Yağmurun yağması hakkında Üstat Hazretlerinin kullandığı çok harika bir teşbih var: Damlaları sağmak.

Demek ki yağmur damlaları da süt gibi… Toprağın imdadına koşuyor.

Toprak taştan doğuyor, yağmur ise buluttan… Böylece iki annenin yavruları birleşiyorlar… Bu birleşme ile o nemli topraktan nice yavrular doğuyor.

Bu yavrulardan birisi bir meyve ağacı… Ondan da başka yavrular yaratılıyor… Ağaç, topraktan emdiği suyu yavrularına içiriyor…

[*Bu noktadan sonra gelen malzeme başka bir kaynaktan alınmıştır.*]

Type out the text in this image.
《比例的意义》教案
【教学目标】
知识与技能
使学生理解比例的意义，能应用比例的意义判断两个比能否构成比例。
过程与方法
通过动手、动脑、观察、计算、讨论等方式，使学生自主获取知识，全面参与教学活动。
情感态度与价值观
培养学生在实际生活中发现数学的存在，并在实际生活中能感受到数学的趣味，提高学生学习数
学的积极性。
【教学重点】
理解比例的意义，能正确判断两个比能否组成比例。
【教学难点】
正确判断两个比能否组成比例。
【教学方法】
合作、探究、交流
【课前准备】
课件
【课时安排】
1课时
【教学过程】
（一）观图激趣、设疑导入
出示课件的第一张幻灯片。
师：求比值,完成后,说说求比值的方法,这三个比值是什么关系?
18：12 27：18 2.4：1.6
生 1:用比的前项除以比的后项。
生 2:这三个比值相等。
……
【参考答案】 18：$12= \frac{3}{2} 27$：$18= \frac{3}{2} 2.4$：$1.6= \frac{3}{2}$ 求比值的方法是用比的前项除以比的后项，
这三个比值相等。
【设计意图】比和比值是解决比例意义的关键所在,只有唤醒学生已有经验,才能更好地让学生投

Ve güneş, torunlarının torunları olan o güzelim meyveleri, o renk renk çiçekleri zevkle seyrediyor.

Bir zamanlar Güneş’ten bir yavru kopmuştu… Henüz ismi konulmamıştı… Yavrusu yüz elli milyon kilometre ötelere gitmişti. Annesinden uzak kalınca üşümeye başladı… O soğuyan yavru farklı safhalardan geçti… Milyonlarca sene ile ifade edilen, bu terakki yolculuğunun her safhası bir anne gibi, bir sonraki safhayı doğuruyor ve onu besleniyordu… Ve sonunda Güneş’in iki ayrı cins torunu ortaya çıktı: Deniz ve kara…

Çok uzun bir süre sonra denizin de milyonlarla çeşit yavruları oldu… Hepsine birden, cins ismi olarak, balık dediler… Karanın yavruları da milyonu aşkın türdeki bitkiler olarak boy gösterdiler.

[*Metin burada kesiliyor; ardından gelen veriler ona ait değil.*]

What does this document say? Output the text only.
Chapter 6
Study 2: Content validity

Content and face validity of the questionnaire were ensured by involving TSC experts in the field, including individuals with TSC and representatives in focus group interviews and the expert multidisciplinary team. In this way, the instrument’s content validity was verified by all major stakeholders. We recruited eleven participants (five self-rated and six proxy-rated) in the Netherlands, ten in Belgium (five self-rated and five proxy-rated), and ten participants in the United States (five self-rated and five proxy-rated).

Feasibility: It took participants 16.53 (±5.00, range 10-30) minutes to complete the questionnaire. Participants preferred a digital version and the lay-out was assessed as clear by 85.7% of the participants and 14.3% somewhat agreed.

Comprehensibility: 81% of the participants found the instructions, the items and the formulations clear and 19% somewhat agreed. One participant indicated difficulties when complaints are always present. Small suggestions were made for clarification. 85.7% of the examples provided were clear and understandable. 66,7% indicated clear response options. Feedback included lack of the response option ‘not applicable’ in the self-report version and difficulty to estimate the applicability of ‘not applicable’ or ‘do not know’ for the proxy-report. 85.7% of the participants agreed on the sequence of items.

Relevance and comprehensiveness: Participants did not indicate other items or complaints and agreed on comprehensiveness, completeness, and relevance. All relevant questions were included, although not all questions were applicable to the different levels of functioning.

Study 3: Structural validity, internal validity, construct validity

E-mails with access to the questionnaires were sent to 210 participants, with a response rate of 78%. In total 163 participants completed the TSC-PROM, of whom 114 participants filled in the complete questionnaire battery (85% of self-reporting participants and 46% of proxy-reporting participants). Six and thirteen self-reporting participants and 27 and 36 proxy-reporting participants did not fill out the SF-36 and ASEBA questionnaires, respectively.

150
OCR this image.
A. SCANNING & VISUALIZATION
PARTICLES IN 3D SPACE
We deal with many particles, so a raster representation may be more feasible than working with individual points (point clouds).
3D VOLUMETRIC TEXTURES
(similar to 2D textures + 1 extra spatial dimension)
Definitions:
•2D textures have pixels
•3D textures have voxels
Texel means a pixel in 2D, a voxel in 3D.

“Yaratılış Tarihi”ne göz atarak biraz daha gerilere gidelim: Kâinat altı devrede yaratılmış da bu hali almış… Her tarafı kaplayan buharımsı bir maddeden güneş sistemi doğmuş. Altıncı devrenin sonunda kâinat ağacı meyvelerini vermeye, arz ve sema evlatlarını sergilemeye başlamışlar.

Üstat Hazretleri arz ve semanın izdivacından söz eder… Bu izdivaçla yaratılan canlılar da erkek ve dişi olmak üzere ikiye ayrılırlar, onların izdivacıyla da yeni canlılar dünyaya gönderilirler… Bunlardan sadece birisi insan nevi…

Bir insanın da ana rahminde geçirdiği safhaların her biri bir sonrakine annelik yapar…

***

Fizikî ilimlerin hepsi Allah’ın Hakîm isminin eşyadaki tecellilerini konu almakla büyük birer marifet ve tefekkür dersi verirken, bu ruhtan uzak kalındığında “faydalı ilim” olmaktan çıkarlar. Hurafe yollu anlatımlar sergilenir, yahut bütün bu harikaların tabiî olarak kendiliğinden meydana geldiği iddia edilerek materyalizme ve tabiatperestliğe kapı açılır.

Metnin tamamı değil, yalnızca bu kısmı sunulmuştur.